Bottom center: Plan field PCA colored by pole angle — the most interesting panel. The plan field learns structured representations of the physical state without being told to. The PCA shows clear clustering by pole angle, meaning the latent planning state encodes task-relevant information purely from the type hierarchy and consistency loss.

Bottom right: Action accuracy by pole angle — all models are near-perfect, but accuracy matters most at large angles (near failure).

Type declaration

@dataclass
class Observation:
    cart: Field = Field(1, 2)      # position, velocity
    pole: Field = Field(1, 2)      # angle, angular velocity

@dataclass
class CartPoleAgent:
    obs: Observation = field(default_factory=Observation)
    plan: Field = Field(2, 4, attn="mamba")        # (1)
    action: Field = Field(1, 1, loss_weight=3.0)   # (2)
    reward: Field = Field(1, 1, loss_weight=0.5)   # (3)
    done: Field = Field(1, 1, loss_weight=2.0)     # (4)
  1. plan: 8-position latent planning state with mamba attention (sequential temporal modeling).
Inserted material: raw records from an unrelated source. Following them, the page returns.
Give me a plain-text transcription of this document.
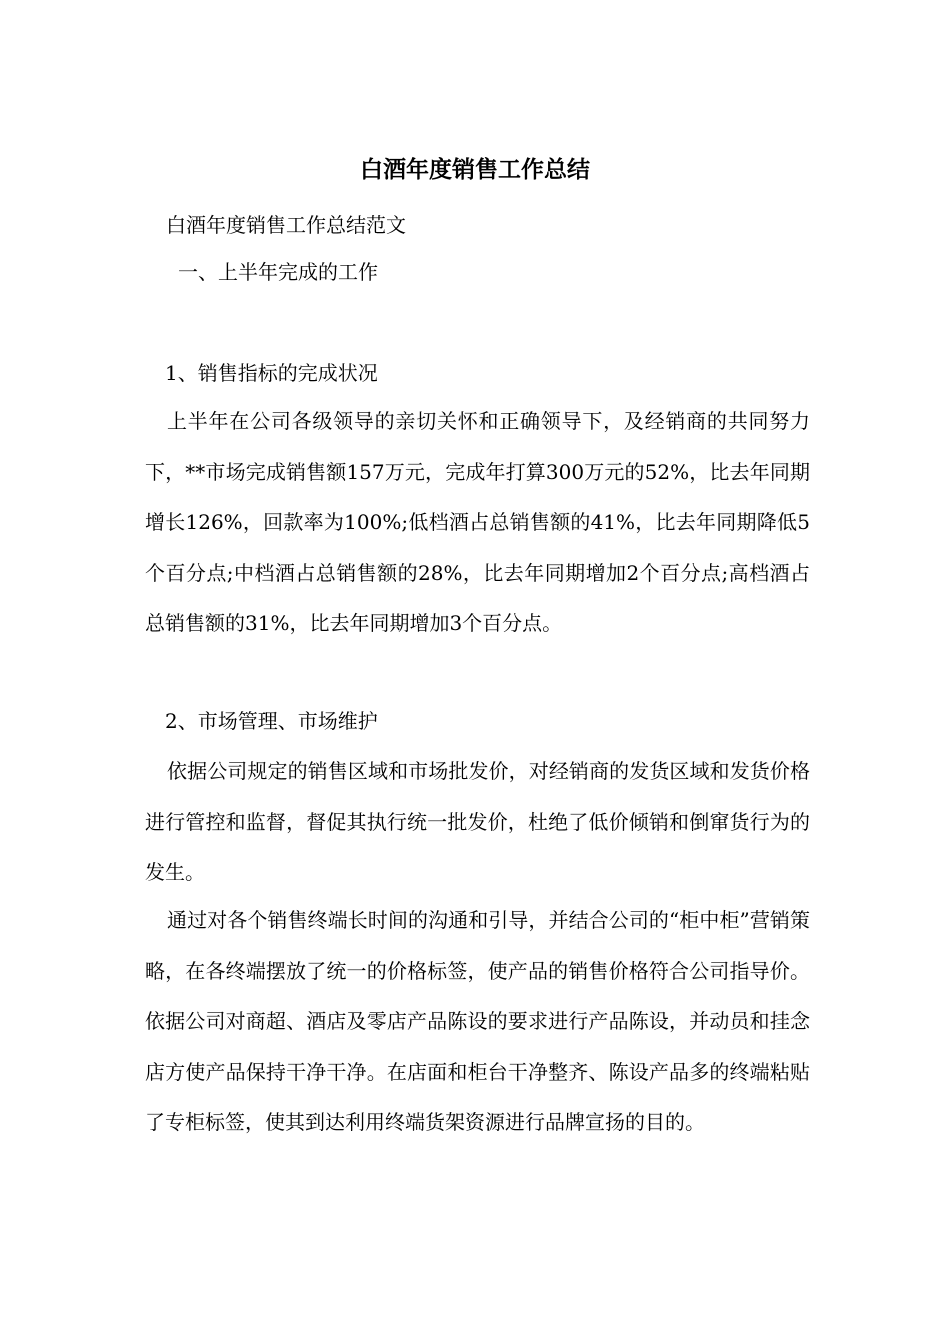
白酒年度销售工作总结
白酒年度销售工作总结范文
一、上半年完成的工作
1、销售指标的完成状况
上半年在公司各级领导的亲切关怀和正确领导下，及经销商的共同努力下，**市场完成销售额157万元，完成年打算300万元的52%，比去年同期增长126%，回款率为100%;低档酒占总销售额的41%，比去年同期降低5个百分点;中档酒占总销售额的28%，比去年同期增加2个百分点;高档酒占总销售额的31%，比去年同期增加3个百分点。
2、市场管理、市场维护
依据公司规定的销售区域和市场批发价，对经销商的发货区域和发货价格进行管控和监督，督促其执行统一批发价，杜绝了低价倾销和倒窜货行为的发生。
通过对各个销售终端长时间的沟通和引导，并结合公司的“柜中柜”营销策略，在各终端摆放了统一的价格标签，使产品的销售价格符合公司指导价。依据公司对商超、酒店及零店产品陈设的要求进行产品陈设，并动员和挂念店方使产品保持干净干净。在店面和柜台干净整齐、陈设产品多的终端粘贴了专柜标签，使其到达利用终端货架资源进行品牌宣扬的目的。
This field has no direct supervision — it learns useful representations from the gradients flowing through action, reward, and done.
  2. action: 3× loss weight — this is the primary output we care about.
  3. reward: 0.5× loss weight — auxiliary prediction, soft supervision.
  4. done: 2× loss weight — predicting episode termination is safety-relevant.

The self-consistency loss

This is what makes this example more than SFT. The consistency loss enforces causal relationships between canvas fields:

if use_consistency:
    # Consistency 1: large pole angle -> high done probability
    pole_angle = obs[:, 2].abs()
    angle_signal = sigmoid(pole_angle * 10 - 2)
    consistency_angle = mse(done_prob, angle_signal)
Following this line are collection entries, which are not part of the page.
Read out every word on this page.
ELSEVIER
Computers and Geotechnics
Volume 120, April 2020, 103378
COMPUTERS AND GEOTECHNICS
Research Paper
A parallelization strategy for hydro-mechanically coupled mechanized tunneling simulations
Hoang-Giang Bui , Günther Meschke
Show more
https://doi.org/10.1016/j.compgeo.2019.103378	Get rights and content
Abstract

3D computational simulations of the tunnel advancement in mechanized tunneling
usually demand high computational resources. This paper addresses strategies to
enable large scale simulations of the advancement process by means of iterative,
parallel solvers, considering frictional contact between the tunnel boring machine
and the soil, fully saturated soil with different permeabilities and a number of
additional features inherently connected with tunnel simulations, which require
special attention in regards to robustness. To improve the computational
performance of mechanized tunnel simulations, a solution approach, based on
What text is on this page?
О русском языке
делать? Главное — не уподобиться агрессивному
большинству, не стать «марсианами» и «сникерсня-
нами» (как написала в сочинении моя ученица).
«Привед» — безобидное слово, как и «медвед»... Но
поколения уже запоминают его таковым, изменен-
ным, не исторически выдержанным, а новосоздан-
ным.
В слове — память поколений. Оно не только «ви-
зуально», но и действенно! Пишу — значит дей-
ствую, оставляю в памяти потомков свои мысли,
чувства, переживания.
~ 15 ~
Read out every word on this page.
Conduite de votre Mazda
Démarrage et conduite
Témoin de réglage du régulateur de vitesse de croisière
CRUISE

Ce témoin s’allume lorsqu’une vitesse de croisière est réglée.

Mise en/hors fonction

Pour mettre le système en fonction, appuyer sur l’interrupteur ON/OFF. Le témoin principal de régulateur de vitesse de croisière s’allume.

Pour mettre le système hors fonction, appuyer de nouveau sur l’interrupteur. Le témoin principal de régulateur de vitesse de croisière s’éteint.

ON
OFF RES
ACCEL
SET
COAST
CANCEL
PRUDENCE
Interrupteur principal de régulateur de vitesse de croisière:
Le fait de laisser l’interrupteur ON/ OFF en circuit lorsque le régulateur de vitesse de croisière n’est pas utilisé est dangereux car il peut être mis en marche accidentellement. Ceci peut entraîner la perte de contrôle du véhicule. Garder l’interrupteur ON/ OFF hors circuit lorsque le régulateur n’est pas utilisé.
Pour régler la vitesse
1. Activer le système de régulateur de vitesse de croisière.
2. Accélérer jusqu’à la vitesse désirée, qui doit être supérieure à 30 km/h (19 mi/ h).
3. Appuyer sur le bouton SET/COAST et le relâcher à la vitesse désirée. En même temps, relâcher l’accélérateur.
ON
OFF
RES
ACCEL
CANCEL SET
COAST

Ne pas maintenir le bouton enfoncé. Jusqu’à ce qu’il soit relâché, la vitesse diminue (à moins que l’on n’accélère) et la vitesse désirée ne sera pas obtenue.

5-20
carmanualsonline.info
    # Consistency 2: if done is high, reward should be low
    expected_reward = 1.0 - done_prob.detach()
    consistency_reward = mse(reward_pred, expected_reward)
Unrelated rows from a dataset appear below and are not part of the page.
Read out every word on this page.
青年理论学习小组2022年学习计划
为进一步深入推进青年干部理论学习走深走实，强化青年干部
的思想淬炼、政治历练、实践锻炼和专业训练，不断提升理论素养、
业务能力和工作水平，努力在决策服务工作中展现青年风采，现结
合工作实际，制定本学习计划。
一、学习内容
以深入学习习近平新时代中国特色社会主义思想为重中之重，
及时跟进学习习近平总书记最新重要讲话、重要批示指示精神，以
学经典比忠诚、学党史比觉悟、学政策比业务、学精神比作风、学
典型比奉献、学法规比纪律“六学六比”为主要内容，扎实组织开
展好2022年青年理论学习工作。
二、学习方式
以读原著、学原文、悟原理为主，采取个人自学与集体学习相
    # Consistency 3: plan should be smooth (regularizer)
    plan_std = plan_field.std(dim=0).mean()
    consistency_plan = plan_std * 0.1

These are not labels — they're structural constraints between canvas fields. The model doesn't just predict actions; it builds an internal model where the reward, done, and observation predictions are mutually consistent.

This is canvas engineering

The type hierarchy (obs -> plan -> action/reward/done) declares the information flow. The connectivity policy wires it. The consistency loss enforces that the wiring carries meaningful information. Together, the plan field emerges as a compressed state representation — visible in the PCA plot — without any explicit representation learning objective.

Connectivity

bound = compile_schema(
    CartPoleAgent(), T=1, H=4, W=4, d_model=32,
    connectivity=ConnectivityPolicy(
        intra="dense",
        parent_child="hub_spoke",   # plan sees obs, action reads plan
    ),
)

hub_spoke means the agent-level fields (plan, action, reward, done) connect bidirectionally to all observation fields. This creates the information pathway: observation → plan → action/reward/done.

Expert data

500 episodes from a simple heuristic policy:

def expert_policy(obs):
    _, _, angle, ang_vel = obs
    return 1 if angle + ang_vel * 0.5 > 0 else 0

This achieves perfect 200-step episodes on CartPole-v1.

The three models

Model Architecture Training What it learns
Flat 2-layer MLP cross_entropy(action) only Action mapping
Canvas BC 2-layer transformer on canvas Action + reward + done Multi-task on structured regions
Canvas + consistency Same architecture Action + reward + done + 3 consistency terms Causally-grounded internal model

All three solve CartPole (it's too easy for a meaningful performance gap). The difference is in what they learn internally — the plan field PCA shows this clearly.

Run it

pip install gymnasium
python examples/03_cartpole_control.py
# Generates: assets/examples/03_cartpole.png

Takes ~30 seconds: 500 episodes of data collection, 600 epochs × 3 models, 100 evaluation episodes × 3.